At 4-6 and back in the mix for the NFC East title, Manning is getting his game back just in time. And with a mammoth two-game stretch coming up against divisional opponents Dallas and Washington, Manning can't afford a return to his turnover-prone ways. Otherwise, the Giants are done.
"This is where we wanted to be four or five weeks ago, work ourselves back into the mix and have a chance to win this division," Manning said. "This is the next game. That's the way we've been dealing with it. One game at a time and this is the next one. This is a big one in the division."
The last time Manning faced the Cowboys was the beginning of his early-season swoon. He had three interceptions in a Week 1 loss in Dallas. His last pick, which caromed off running back Da'Rel Scott, was returned for a touchdown by cornerback Brandon Carr as the Giants were attempting a fourth-quarter comeback. Manning had no idea things would get as bad as they did, and he may have even resorted to superstition to break the streak. After a road loss to the Bears, in which Manning threw three interceptions and dropped the Giants to 0-6, he stopped shaving.
Manning won't say whether the beard is an outgrowth of his frustration. "I just think it looks great," he said.
On a more conventional note, one thing that's helped Manning in recent weeks is more of a reliance on shorter drops. Yes, there are still five- and seven-step drops for longer routes.
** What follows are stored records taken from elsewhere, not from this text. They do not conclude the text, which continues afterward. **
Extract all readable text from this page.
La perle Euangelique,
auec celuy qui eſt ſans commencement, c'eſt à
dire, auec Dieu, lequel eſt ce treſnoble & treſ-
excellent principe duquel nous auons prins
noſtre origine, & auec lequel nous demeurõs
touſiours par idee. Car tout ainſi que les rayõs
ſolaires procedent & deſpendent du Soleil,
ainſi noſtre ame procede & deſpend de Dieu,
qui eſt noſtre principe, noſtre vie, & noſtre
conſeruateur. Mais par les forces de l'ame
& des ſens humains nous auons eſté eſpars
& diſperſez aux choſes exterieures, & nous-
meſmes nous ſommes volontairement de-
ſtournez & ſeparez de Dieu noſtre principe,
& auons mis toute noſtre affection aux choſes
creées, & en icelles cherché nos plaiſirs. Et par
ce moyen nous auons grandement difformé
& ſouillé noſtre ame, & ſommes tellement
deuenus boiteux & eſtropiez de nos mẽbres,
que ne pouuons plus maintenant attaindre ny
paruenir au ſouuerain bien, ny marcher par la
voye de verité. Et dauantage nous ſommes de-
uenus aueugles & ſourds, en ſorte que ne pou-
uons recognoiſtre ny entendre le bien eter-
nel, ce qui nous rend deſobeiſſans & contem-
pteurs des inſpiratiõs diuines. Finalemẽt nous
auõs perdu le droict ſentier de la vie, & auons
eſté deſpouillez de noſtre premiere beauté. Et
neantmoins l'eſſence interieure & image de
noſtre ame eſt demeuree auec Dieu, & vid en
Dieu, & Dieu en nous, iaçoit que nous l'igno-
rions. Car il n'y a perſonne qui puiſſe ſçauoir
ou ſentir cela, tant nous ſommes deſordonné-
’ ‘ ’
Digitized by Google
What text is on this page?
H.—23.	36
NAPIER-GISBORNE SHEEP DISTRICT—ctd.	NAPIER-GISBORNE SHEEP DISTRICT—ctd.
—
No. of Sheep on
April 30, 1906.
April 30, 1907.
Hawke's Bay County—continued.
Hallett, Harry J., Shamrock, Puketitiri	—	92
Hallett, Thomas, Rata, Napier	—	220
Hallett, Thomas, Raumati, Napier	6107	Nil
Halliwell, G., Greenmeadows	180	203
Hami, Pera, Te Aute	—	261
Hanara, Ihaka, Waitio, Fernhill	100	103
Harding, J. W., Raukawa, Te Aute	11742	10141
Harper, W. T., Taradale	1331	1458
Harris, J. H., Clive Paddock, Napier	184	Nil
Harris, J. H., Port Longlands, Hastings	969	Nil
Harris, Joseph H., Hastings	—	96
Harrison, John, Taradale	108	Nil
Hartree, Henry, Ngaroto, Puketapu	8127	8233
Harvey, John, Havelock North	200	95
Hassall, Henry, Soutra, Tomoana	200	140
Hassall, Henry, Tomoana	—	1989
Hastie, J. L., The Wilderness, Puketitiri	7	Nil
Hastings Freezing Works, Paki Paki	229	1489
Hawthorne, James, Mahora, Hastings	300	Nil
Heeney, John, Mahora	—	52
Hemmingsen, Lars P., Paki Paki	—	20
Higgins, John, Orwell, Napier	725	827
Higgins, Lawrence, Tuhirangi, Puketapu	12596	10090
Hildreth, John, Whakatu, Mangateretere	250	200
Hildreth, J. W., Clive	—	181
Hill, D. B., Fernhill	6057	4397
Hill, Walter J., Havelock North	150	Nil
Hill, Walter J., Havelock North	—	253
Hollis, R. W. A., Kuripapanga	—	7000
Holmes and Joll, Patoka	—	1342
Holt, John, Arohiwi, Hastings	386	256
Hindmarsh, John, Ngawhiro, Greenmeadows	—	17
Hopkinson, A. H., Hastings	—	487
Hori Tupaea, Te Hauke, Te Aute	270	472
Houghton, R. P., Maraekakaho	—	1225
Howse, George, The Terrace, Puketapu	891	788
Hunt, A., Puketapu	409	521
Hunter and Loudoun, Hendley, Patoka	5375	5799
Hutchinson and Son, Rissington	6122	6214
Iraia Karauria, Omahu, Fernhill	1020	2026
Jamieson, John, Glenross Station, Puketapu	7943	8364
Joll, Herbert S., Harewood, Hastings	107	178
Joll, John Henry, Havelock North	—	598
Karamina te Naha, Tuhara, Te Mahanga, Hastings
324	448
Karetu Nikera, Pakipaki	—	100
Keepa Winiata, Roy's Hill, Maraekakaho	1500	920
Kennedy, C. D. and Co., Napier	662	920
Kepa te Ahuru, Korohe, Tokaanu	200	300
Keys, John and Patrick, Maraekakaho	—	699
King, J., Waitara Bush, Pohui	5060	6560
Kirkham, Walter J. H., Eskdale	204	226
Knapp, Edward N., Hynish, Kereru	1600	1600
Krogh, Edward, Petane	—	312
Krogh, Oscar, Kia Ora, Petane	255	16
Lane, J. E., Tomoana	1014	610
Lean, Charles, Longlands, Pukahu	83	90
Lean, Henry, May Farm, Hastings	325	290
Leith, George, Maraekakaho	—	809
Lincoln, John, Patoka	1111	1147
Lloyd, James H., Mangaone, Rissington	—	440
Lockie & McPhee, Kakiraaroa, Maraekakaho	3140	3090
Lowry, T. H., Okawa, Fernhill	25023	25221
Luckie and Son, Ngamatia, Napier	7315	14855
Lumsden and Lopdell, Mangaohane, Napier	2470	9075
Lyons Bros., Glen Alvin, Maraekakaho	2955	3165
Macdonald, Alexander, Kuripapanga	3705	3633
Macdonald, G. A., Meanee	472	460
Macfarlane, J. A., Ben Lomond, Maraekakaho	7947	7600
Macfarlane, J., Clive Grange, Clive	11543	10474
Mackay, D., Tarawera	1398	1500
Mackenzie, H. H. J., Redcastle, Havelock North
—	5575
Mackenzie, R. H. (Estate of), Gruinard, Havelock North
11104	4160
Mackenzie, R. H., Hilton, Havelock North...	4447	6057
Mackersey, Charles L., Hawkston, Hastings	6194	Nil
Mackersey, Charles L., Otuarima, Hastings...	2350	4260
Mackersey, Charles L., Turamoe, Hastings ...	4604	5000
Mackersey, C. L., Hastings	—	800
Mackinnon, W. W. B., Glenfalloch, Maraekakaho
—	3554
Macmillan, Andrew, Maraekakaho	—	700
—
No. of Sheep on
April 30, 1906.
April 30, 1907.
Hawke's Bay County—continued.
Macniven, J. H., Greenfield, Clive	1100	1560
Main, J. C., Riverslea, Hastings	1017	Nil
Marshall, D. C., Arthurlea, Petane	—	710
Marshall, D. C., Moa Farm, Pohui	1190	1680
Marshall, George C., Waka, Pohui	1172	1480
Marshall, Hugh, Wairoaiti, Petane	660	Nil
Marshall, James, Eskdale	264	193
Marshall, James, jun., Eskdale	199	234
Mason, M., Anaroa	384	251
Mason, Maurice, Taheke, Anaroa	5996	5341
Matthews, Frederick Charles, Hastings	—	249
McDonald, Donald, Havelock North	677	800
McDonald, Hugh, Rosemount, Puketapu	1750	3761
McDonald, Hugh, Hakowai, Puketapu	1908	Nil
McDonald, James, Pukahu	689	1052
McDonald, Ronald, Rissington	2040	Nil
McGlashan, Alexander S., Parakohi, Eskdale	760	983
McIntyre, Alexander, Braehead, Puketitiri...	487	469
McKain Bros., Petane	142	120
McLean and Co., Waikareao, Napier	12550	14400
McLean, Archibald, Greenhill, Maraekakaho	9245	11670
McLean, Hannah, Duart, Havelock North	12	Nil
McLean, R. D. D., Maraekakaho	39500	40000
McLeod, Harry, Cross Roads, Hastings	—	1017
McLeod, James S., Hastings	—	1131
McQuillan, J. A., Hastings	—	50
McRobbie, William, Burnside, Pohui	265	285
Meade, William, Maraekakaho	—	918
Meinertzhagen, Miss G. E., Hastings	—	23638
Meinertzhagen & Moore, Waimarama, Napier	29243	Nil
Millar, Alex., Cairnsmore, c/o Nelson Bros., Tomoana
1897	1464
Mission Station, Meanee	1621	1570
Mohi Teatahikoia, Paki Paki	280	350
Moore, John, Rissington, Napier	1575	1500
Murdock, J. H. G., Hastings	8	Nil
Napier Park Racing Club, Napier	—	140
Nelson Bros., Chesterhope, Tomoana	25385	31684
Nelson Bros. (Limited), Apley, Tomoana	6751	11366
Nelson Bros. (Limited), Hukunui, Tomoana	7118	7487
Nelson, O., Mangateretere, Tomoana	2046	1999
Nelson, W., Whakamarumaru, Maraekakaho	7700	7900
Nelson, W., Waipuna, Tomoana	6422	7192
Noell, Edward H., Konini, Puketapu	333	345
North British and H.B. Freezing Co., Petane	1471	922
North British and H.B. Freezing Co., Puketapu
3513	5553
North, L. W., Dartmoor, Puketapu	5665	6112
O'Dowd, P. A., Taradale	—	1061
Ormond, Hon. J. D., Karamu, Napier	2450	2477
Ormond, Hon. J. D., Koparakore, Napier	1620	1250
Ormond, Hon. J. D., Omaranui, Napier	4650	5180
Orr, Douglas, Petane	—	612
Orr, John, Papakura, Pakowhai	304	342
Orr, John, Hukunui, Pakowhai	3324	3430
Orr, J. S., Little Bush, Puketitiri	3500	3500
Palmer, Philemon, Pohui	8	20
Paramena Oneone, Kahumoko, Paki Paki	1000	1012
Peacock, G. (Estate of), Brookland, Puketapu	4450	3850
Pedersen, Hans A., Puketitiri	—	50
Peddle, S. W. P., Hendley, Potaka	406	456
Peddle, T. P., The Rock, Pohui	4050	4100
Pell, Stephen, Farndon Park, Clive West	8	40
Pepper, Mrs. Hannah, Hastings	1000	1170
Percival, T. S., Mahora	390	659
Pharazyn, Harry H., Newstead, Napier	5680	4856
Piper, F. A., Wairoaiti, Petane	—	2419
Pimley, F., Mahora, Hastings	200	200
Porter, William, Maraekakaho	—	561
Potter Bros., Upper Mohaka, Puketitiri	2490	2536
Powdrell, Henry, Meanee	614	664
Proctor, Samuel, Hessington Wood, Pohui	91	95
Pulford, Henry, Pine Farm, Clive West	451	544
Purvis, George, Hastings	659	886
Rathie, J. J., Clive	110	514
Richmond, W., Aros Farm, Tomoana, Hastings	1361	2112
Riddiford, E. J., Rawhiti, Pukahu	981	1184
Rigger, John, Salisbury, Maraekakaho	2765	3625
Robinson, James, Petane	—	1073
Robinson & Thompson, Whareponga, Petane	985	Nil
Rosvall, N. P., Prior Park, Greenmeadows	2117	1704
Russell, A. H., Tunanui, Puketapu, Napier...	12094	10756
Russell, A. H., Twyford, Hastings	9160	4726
But as a way to help an offensive line in transition because of injuries, offensive coordinator Kevin Gilbride has had Manning go to shorter drops.
"We've probably thrown a little more three-step passing game than in the past," he said. "We've been successful with it, had some good plays. We've done a good job of just doing some new things, some new concepts and they've worked well."
One big advantage of the three-step drops: It often negates opposing teams' pass rush because the ball gets out of Manning's hands more quickly.
"The ball's going to get out a little faster," he said. "You go three-step and you hit guys on slants, you hit guys running, you can still get big plays. You can get 20-yard gains. Just trying to mix it in just to slow down the pass rushers. Defensive linemen sometimes get annoyed when they're rushing hard and the ball is getting out before they can get back there."
Whatever the case, Manning looks like a much better quarterback than he did during the Giants' mind-numbingly bad start.
"He looks a little more comfortable in the pocket," Cruz said. "He's reading the defenses very well, and I think the numbers are better and we're catching the ball and we're making some big plays as of late."
Manning's third-down throw to Cruz was the latest evidence.
"That's kind of one of those Eli throws we're used to seeing him make and one of those throws he's accustomed to making week in and week out," Cruz said. "It's been a progression this year trying to get that ball to us. It's just a matter of trust that he's beginning to grow more and more of in his receivers. He trusts we're going to be there when we need to be and do the right things and make the right adjustments when we need to make them."
More big plays ahead? Manning certainly hopes so. It may be the only way the Giants climb out of the 0-6 crater they created to start the season.